At any rate, police are now combing the area for the man who is missing the tip of his nose. Pretty sure they are looking at clinic and hospital records in the area and they may also be looking for after-Halloween clearance tables around Tuscumbia, particularly if there are some of those Groucho glasses still available… you know the ones with the big nose attached. (An oversized nose has got to be better than an incomplete model.) I can see him with a Kleenex over his nose and I can hear him in nasal tones asking the Walgreen’s clerk where the clearance table is located. She will probably try to show him the cold and sinus remedies aisle, too.

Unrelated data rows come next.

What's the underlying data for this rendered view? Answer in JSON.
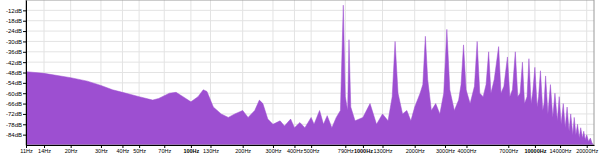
{
  "chart_data": {
    "type": "area",
    "log": "x",
    "grid": true,
    "color": "#9d4fd1",
    "xlim": [
      11,
      22050
    ],
    "ylim": [
      -90,
      -6
    ],
    "xticks": [
      {
        "value": 11,
        "label": "11Hz"
      },
      {
        "value": 14,
        "label": "14Hz"
      },
      {
        "value": 20,
        "label": "20Hz"
      },
      {
        "value": 30,
        "label": "30Hz"
      },
      {
        "value": 40,
        "label": "40Hz"
      },
      {
        "value": 50,
        "label": "50Hz"
      },
      {
        "value": 70,
        "label": "70Hz"
      },
      {
        "value": 100,
        "label": "100Hz"
      },
      {
        "value": 130,
        "label": "130Hz"
      },
      {
        "value": 200,
        "label": "200Hz"
      },
      {
        "value": 300,
        "label": "300Hz"
      },
      {
        "value": 400,
        "label": "400Hz"
      },
      {
        "value": 500,
        "label": "500Hz"
      },
      {
        "value": 790,
        "label": "790Hz"
      },
      {
        "value": 1000,
        "label": "1000Hz"
      },
      {
        "value": 1300,
        "label": "1300Hz"
      },
      {
        "value": 2000,
        "label": "2000Hz"
      },
      {
        "value": 3000,
        "label": "3000Hz"
      },
      {
        "value": 4000,
        "label": "4000Hz"
      },
      {
        "value": 7000,
        "label": "7000Hz"
      },
      {
        "value": 10000,
        "label": "10000Hz"
      },
      {
        "value": 14000,
        "label": "14000Hz"
      },
      {
        "value": 20000,
        "label": "20000Hz"
      }
    ],
    "yticks": [
      {
        "value": -12,
        "label": "-12dB"
      },
      {
        "value": -18,
        "label": "-18dB"
      },
      {
        "value": -24,
        "label": "-24dB"
      },
      {
        "value": -30,
        "label": "-30dB"
      },
      {
        "value": -36,
        "label": "-36dB"
      },
      {
        "value": -42,
        "label": "-42dB"
      },
      {
        "value": -48,
        "label": "-48dB"
      },
      {
        "value": -54,
        "label": "-54dB"
      },
      {
        "value": -60,
        "label": "-60dB"
      },
      {
        "value": -66,
        "label": "-66dB"
      },
      {
        "value": -72,
        "label": "-72dB"
      },
      {
        "value": -78,
        "label": "-78dB"
      },
      {
        "value": -84,
        "label": "-84dB"
      }
    ],
    "x": [
      11,
      14,
      20,
      25,
      30,
      35,
      40,
      50,
      60,
      65,
      75,
      82,
      90,
      100,
      110,
      118,
      124,
      135,
      150,
      165,
      180,
      200,
      215,
      235,
      250,
      262,
      280,
      300,
      330,
      350,
      380,
      400,
      430,
      460,
      500,
      520,
      560,
      590,
      620,
      660,
      700,
      740,
      769,
      790,
      815,
      830,
      850,
      900,
      1000,
      1100,
      1200,
      1300,
      1400,
      1480,
      1538,
      1600,
      1700,
      1800,
      1900,
      2000,
      2150,
      2230,
      2307,
      2380,
      2500,
      2650,
      2800,
      2950,
      3076,
      3200,
      3400,
      3600,
      3720,
      3845,
      3980,
      4200,
      4450,
      4614,
      4780,
      5000,
      5200,
      5383,
      5550,
      5800,
      6152,
      6350,
      6600,
      6921,
      7150,
      7400,
      7690,
      7950,
      8200,
      8459,
      8700,
      9000,
      9228,
      9500,
      9700,
      9997,
      10300,
      10500,
      10766,
      11100,
      11300,
      11535,
      11900,
      12304,
      12700,
      13073,
      13500,
      13842,
      14200,
      14611,
      15000,
      15380,
      15800,
      16149,
      16600,
      16918,
      17300,
      17687,
      18100,
      18456,
      18900,
      19225,
      19600,
      19994,
      20500,
      21000,
      21500,
      22050
    ],
    "values": [
      -47.5,
      -48.5,
      -51,
      -53,
      -55.5,
      -58,
      -59.5,
      -62,
      -64,
      -63,
      -60,
      -59.5,
      -62,
      -65,
      -62,
      -58,
      -59,
      -68,
      -72,
      -74,
      -72,
      -70,
      -74,
      -70,
      -64,
      -66,
      -75,
      -78,
      -76,
      -79,
      -75,
      -80,
      -77,
      -80,
      -74,
      -78,
      -70,
      -78,
      -73,
      -80,
      -74,
      -70,
      -9,
      -62,
      -70,
      -29,
      -68,
      -76,
      -74,
      -66,
      -78,
      -72,
      -76,
      -62,
      -30,
      -60,
      -72,
      -70,
      -76,
      -68,
      -60,
      -55,
      -27,
      -52,
      -70,
      -66,
      -72,
      -60,
      -23,
      -58,
      -70,
      -64,
      -55,
      -32,
      -58,
      -66,
      -56,
      -30,
      -60,
      -62,
      -55,
      -36,
      -60,
      -52,
      -33,
      -60,
      -56,
      -39,
      -62,
      -58,
      -36,
      -62,
      -60,
      -42,
      -66,
      -62,
      -40,
      -66,
      -60,
      -45,
      -68,
      -62,
      -47,
      -70,
      -66,
      -50,
      -72,
      -55,
      -74,
      -60,
      -76,
      -62,
      -78,
      -66,
      -80,
      -68,
      -82,
      -72,
      -84,
      -74,
      -84,
      -78,
      -86,
      -80,
      -86,
      -82,
      -87,
      -84,
      -88,
      -86,
      -89,
      -90
    ]
  }
}
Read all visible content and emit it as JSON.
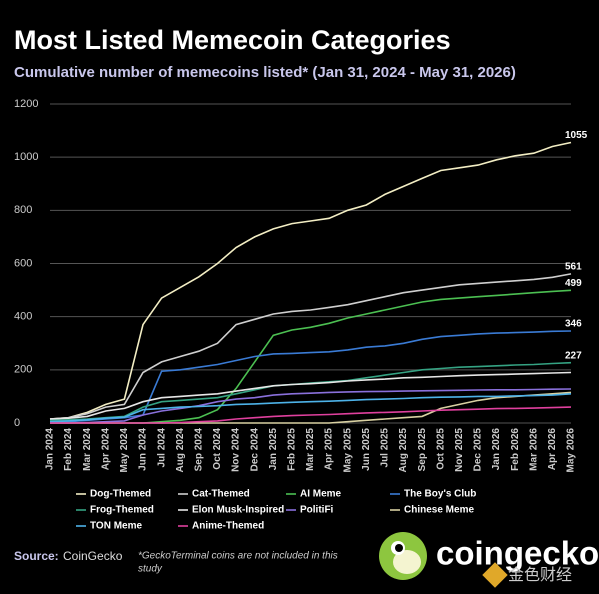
{
  "chart_data": {
    "type": "line",
    "title": "Most Listed Memecoin Categories",
    "subtitle": "Cumulative number of memecoins listed* (Jan 31, 2024 - May 31, 2026)",
    "categories": [
      "Jan 2024",
      "Feb 2024",
      "Mar 2024",
      "Apr 2024",
      "May 2024",
      "Jun 2024",
      "Jul 2024",
      "Aug 2024",
      "Sep 2024",
      "Oct 2024",
      "Nov 2024",
      "Dec 2024",
      "Jan 2025",
      "Feb 2025",
      "Mar 2025",
      "Apr 2025",
      "May 2025",
      "Jun 2025",
      "Jul 2025",
      "Aug 2025",
      "Sep 2025",
      "Oct 2025",
      "Nov 2025",
      "Dec 2025",
      "Jan 2026",
      "Feb 2026",
      "Mar 2026",
      "Apr 2026",
      "May 2026"
    ],
    "ylim": [
      0,
      1200
    ],
    "yticks": [
      0,
      200,
      400,
      600,
      800,
      1000,
      1200
    ],
    "grid": true,
    "series": [
      {
        "name": "Dog-Themed",
        "color": "#f3eec4",
        "show_end_label": true,
        "values": [
          15,
          20,
          40,
          70,
          90,
          370,
          470,
          510,
          550,
          600,
          660,
          700,
          730,
          750,
          760,
          770,
          800,
          820,
          860,
          890,
          920,
          950,
          960,
          970,
          990,
          1005,
          1015,
          1040,
          1055
        ]
      },
      {
        "name": "Cat-Themed",
        "color": "#cfcfcf",
        "show_end_label": true,
        "values": [
          15,
          20,
          35,
          60,
          70,
          190,
          230,
          250,
          270,
          300,
          370,
          390,
          410,
          420,
          425,
          435,
          445,
          460,
          475,
          490,
          500,
          510,
          520,
          525,
          530,
          535,
          540,
          548,
          561
        ]
      },
      {
        "name": "AI Meme",
        "color": "#4cc052",
        "show_end_label": true,
        "values": [
          0,
          0,
          0,
          0,
          0,
          0,
          5,
          10,
          20,
          50,
          130,
          230,
          330,
          350,
          360,
          375,
          395,
          410,
          425,
          440,
          455,
          465,
          470,
          475,
          480,
          485,
          490,
          495,
          499
        ]
      },
      {
        "name": "The Boy's Club",
        "color": "#3a7bd5",
        "show_end_label": true,
        "values": [
          5,
          5,
          10,
          15,
          20,
          30,
          195,
          200,
          210,
          220,
          235,
          250,
          260,
          262,
          265,
          268,
          275,
          285,
          290,
          300,
          315,
          325,
          330,
          335,
          338,
          340,
          342,
          345,
          346
        ]
      },
      {
        "name": "Frog-Themed",
        "color": "#35a383",
        "show_end_label": true,
        "values": [
          10,
          12,
          15,
          20,
          25,
          60,
          80,
          85,
          90,
          95,
          110,
          125,
          140,
          145,
          150,
          155,
          160,
          170,
          180,
          190,
          200,
          205,
          210,
          212,
          215,
          218,
          220,
          224,
          227
        ]
      },
      {
        "name": "Elon Musk-Inspired",
        "color": "#e6e6e6",
        "values": [
          15,
          18,
          25,
          45,
          55,
          80,
          95,
          100,
          105,
          110,
          120,
          130,
          140,
          145,
          148,
          152,
          158,
          162,
          165,
          170,
          172,
          175,
          178,
          180,
          182,
          184,
          186,
          188,
          190
        ]
      },
      {
        "name": "PolitiFi",
        "color": "#8a70dc",
        "values": [
          0,
          0,
          2,
          5,
          8,
          30,
          45,
          55,
          65,
          80,
          90,
          95,
          105,
          110,
          112,
          115,
          117,
          118,
          119,
          120,
          121,
          122,
          123,
          124,
          125,
          125,
          126,
          127,
          128
        ]
      },
      {
        "name": "Chinese Meme",
        "color": "#d9d1a2",
        "values": [
          0,
          0,
          0,
          0,
          0,
          0,
          0,
          0,
          0,
          0,
          0,
          0,
          0,
          0,
          0,
          0,
          5,
          10,
          15,
          20,
          25,
          55,
          70,
          85,
          95,
          100,
          105,
          110,
          115
        ]
      },
      {
        "name": "TON Meme",
        "color": "#4db2e8",
        "values": [
          5,
          8,
          12,
          18,
          22,
          50,
          55,
          60,
          62,
          65,
          70,
          72,
          75,
          78,
          80,
          82,
          85,
          88,
          90,
          92,
          95,
          97,
          98,
          100,
          100,
          102,
          103,
          105,
          110
        ]
      },
      {
        "name": "Anime-Themed",
        "color": "#e0409e",
        "values": [
          0,
          0,
          0,
          0,
          0,
          0,
          0,
          2,
          5,
          8,
          15,
          20,
          25,
          28,
          30,
          32,
          35,
          38,
          40,
          42,
          45,
          48,
          50,
          52,
          54,
          55,
          56,
          58,
          60
        ]
      }
    ],
    "source_label": "Source:",
    "source": "CoinGecko",
    "footnote": [
      "*GeckoTerminal coins are not included in this",
      "study"
    ],
    "logo_text": "coingecko",
    "watermark": "金色财经"
  }
}
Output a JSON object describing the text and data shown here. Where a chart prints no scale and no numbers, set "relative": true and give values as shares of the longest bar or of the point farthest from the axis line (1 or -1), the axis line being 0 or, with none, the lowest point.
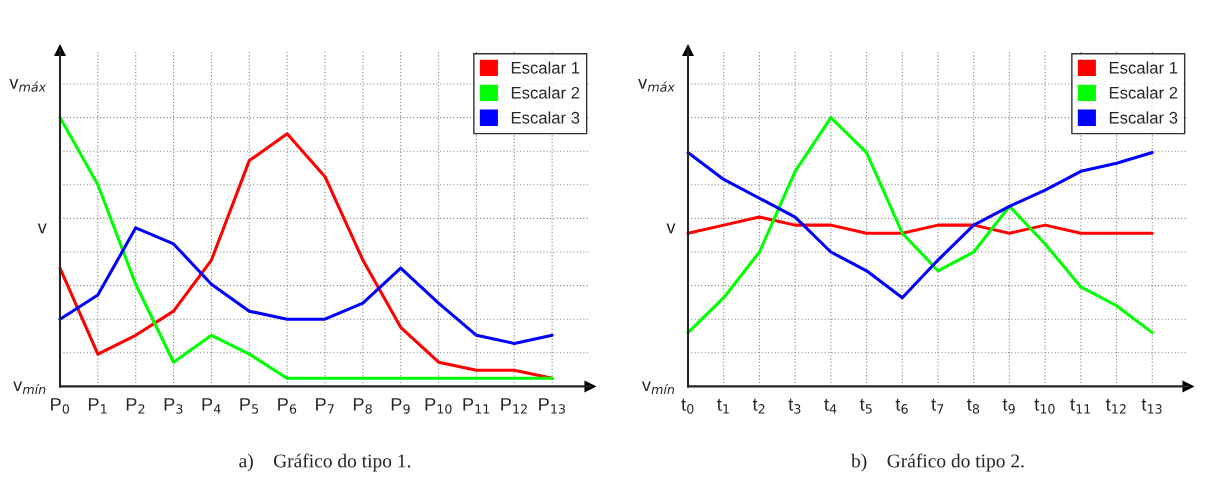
{
  "chart_data": [
    {
      "type": "line",
      "relative": true,
      "categories": [
        "P$_{0}$",
        "P$_{1}$",
        "P$_{2}$",
        "P$_{3}$",
        "P$_{4}$",
        "P$_{5}$",
        "P$_{6}$",
        "P$_{7}$",
        "P$_{8}$",
        "P$_{9}$",
        "P$_{10}$",
        "P$_{11}$",
        "P$_{12}$",
        "P$_{13}$"
      ],
      "series": [
        {
          "name": "Escalar 1",
          "color": "#ff0000",
          "values": [
            0.44,
            0.12,
            0.19,
            0.28,
            0.47,
            0.84,
            0.94,
            0.78,
            0.47,
            0.22,
            0.09,
            0.06,
            0.06,
            0.03
          ]
        },
        {
          "name": "Escalar 2",
          "color": "#00ff00",
          "values": [
            1,
            0.75,
            0.38,
            0.09,
            0.19,
            0.12,
            0.03,
            0.03,
            0.03,
            0.03,
            0.03,
            0.03,
            0.03,
            0.03
          ]
        },
        {
          "name": "Escalar 3",
          "color": "#0000ff",
          "values": [
            0.25,
            0.34,
            0.59,
            0.53,
            0.38,
            0.28,
            0.25,
            0.25,
            0.31,
            0.44,
            0.31,
            0.19,
            0.16,
            0.19
          ]
        }
      ],
      "grid": true,
      "legend": "top right",
      "line_style": "solid",
      "annotations": [
        "v$_{máx}$",
        "v",
        "v$_{mín}$",
        "a)    Gráfico do tipo 1."
      ]
    },
    {
      "type": "line",
      "relative": true,
      "categories": [
        "t$_{0}$",
        "t$_{1}$",
        "t$_{2}$",
        "t$_{3}$",
        "t$_{4}$",
        "t$_{5}$",
        "t$_{6}$",
        "t$_{7}$",
        "t$_{8}$",
        "t$_{9}$",
        "t$_{10}$",
        "t$_{11}$",
        "t$_{12}$",
        "t$_{13}$"
      ],
      "series": [
        {
          "name": "Escalar 1",
          "color": "#ff0000",
          "values": [
            0.57,
            0.6,
            0.63,
            0.6,
            0.6,
            0.57,
            0.57,
            0.6,
            0.6,
            0.57,
            0.6,
            0.57,
            0.57,
            0.57
          ]
        },
        {
          "name": "Escalar 2",
          "color": "#00ff00",
          "values": [
            0.2,
            0.33,
            0.5,
            0.8,
            1,
            0.87,
            0.57,
            0.43,
            0.5,
            0.67,
            0.53,
            0.37,
            0.3,
            0.2
          ]
        },
        {
          "name": "Escalar 3",
          "color": "#0000ff",
          "values": [
            0.87,
            0.77,
            0.7,
            0.63,
            0.5,
            0.43,
            0.33,
            0.47,
            0.6,
            0.67,
            0.73,
            0.8,
            0.83,
            0.87
          ]
        }
      ],
      "grid": true,
      "legend": "top right",
      "line_style": "solid",
      "annotations": [
        "v$_{máx}$",
        "v",
        "v$_{mín}$",
        "b)    Gráfico do tipo 2."
      ]
    }
  ]
}
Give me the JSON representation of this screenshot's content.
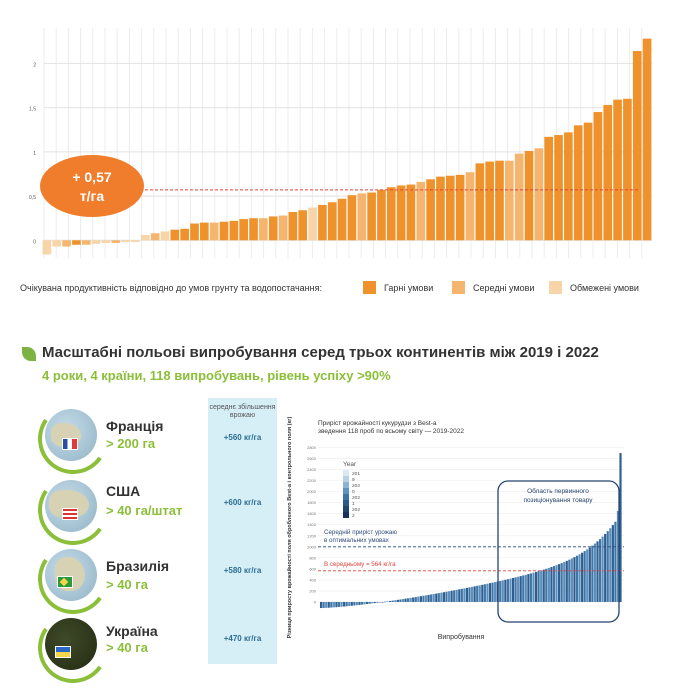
{
  "chart_data": [
    {
      "type": "bar",
      "title": "",
      "xlabel": "",
      "ylabel": "",
      "ylim": [
        -0.2,
        2.4
      ],
      "yticks": [
        "0",
        "0,5",
        "1",
        "1,5",
        "2"
      ],
      "grid": true,
      "annotation": {
        "line1": "+ 0,57",
        "line2": "т/га",
        "value": 0.57
      },
      "legend_title": "Очікувана продуктивність відповідно до умов грунту та водопостачання:",
      "legend": [
        {
          "label": "Гарні умови",
          "color": "#f0922b"
        },
        {
          "label": "Середні умови",
          "color": "#f5b56e"
        },
        {
          "label": "Обмежені умови",
          "color": "#f8d4a9"
        }
      ],
      "series": [
        {
          "name": "Гарні умови",
          "color": "#f0922b"
        },
        {
          "name": "Середні умови",
          "color": "#f5b56e"
        },
        {
          "name": "Обмежені умови",
          "color": "#f8d4a9"
        }
      ],
      "values": [
        -0.16,
        -0.07,
        -0.07,
        -0.05,
        -0.05,
        -0.04,
        -0.03,
        -0.03,
        -0.02,
        -0.02,
        0.06,
        0.08,
        0.1,
        0.12,
        0.13,
        0.19,
        0.2,
        0.2,
        0.21,
        0.22,
        0.24,
        0.25,
        0.25,
        0.27,
        0.28,
        0.32,
        0.34,
        0.37,
        0.4,
        0.43,
        0.47,
        0.51,
        0.53,
        0.54,
        0.57,
        0.6,
        0.62,
        0.63,
        0.66,
        0.69,
        0.72,
        0.73,
        0.74,
        0.77,
        0.87,
        0.89,
        0.9,
        0.9,
        0.98,
        1.01,
        1.04,
        1.17,
        1.19,
        1.22,
        1.3,
        1.33,
        1.45,
        1.53,
        1.59,
        1.6,
        2.14,
        2.28
      ],
      "categories_by_condition": [
        2,
        2,
        1,
        0,
        1,
        2,
        2,
        1,
        2,
        2,
        2,
        1,
        2,
        0,
        0,
        0,
        0,
        1,
        0,
        0,
        0,
        0,
        1,
        0,
        1,
        0,
        0,
        2,
        0,
        0,
        0,
        0,
        1,
        0,
        0,
        0,
        0,
        0,
        1,
        0,
        0,
        0,
        0,
        1,
        0,
        0,
        0,
        1,
        1,
        0,
        1,
        0,
        0,
        0,
        0,
        0,
        0,
        0,
        0,
        0,
        0,
        0
      ]
    },
    {
      "type": "bar",
      "title": "Приріст врожайності кукурудзи з Best-a",
      "subtitle": "зведення 118 проб по всьому світу — 2019-2022",
      "xlabel": "Випробування",
      "ylabel": "Різниця приросту врожайності поля обробленого Best-a і контрольного поля (кг)",
      "ylim": [
        -200,
        2900
      ],
      "yticks": [
        0,
        200,
        400,
        600,
        800,
        1000,
        1200,
        1400,
        1600,
        1800,
        2000,
        2200,
        2400,
        2600,
        2800
      ],
      "legend_title": "Year",
      "legend": [
        "201",
        "9",
        "202",
        "0",
        "202",
        "1",
        "202",
        "2"
      ],
      "lines": [
        {
          "label": "Середній приріст урожаю в оптимальних умовах",
          "value": 1000,
          "color": "#2c4a7c"
        },
        {
          "label": "В середньому = 564 кг/га",
          "value": 564,
          "color": "#e0433b"
        }
      ],
      "highlight_label": "Область первинного позиціонування товару",
      "n_bars": 118,
      "series": [
        {
          "name": "Year",
          "values": "generated sorted increasing from -110 to 2700"
        }
      ]
    }
  ],
  "section": {
    "title": "Масштабні польові випробування серед трьох континентів між 2019 і 2022",
    "subtitle": "4 роки, 4 країни, 118 випробувань, рівень успіху >90%"
  },
  "column": {
    "header": "середнє збільшення врожаю",
    "values": [
      "+560 кг/га",
      "+600 кг/га",
      "+580 кг/га",
      "+470 кг/га"
    ]
  },
  "countries": [
    {
      "name": "Франція",
      "area": "> 200 га"
    },
    {
      "name": "США",
      "area": "> 40 га/штат"
    },
    {
      "name": "Бразилія",
      "area": "> 40 га"
    },
    {
      "name": "Україна",
      "area": "> 40 га"
    }
  ]
}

It occurs to me that this guy got himself into a situation that was a lot worse in consequence than it was in his imagination as he planned the crime. He walked away from the episode in a lot worse shape than he expected. In fact, he will find the take from the robbery a drop in the bucket when he starts to pay medical bills for reconstructive surgery. It will probably seem insignificant in comparison to the jail time, too, when the nose finally finds its rightful owner, complete with the DNA match carefully done by the criminal forensics team.

…And that’s how sin is. We plunge headlong into the business of sin, considering the instant pleasures and immediate rewards. We forget that the consequences are always bigger and longer lasting than we expected. The sinner’s imagination (with the help of the devil) creates an expectation that is always unrealistic. Reality sets in when an important part of the sinner has been sacrificed in the sinning process; something eternally important, left behind on the floor in exchange for something that’s quickly spent. The tip of a nose is nothing when compared to the eternal commodities people today are willing to trade for the very temporal rewards of sin.

I doubt if the prodigal son, as he left the father’s house (Luke 15), could have ever in a million years imagined the the “substance” of his life lying on the floor in the foreign country as he sat beside a pigpen wishing he could eat the slop. Thankfully, there is a road home. You may not ever be able to fully repair whatever it is you left behind at the scene of the crime, but there is a place of restoration. Imagine that while there is still time.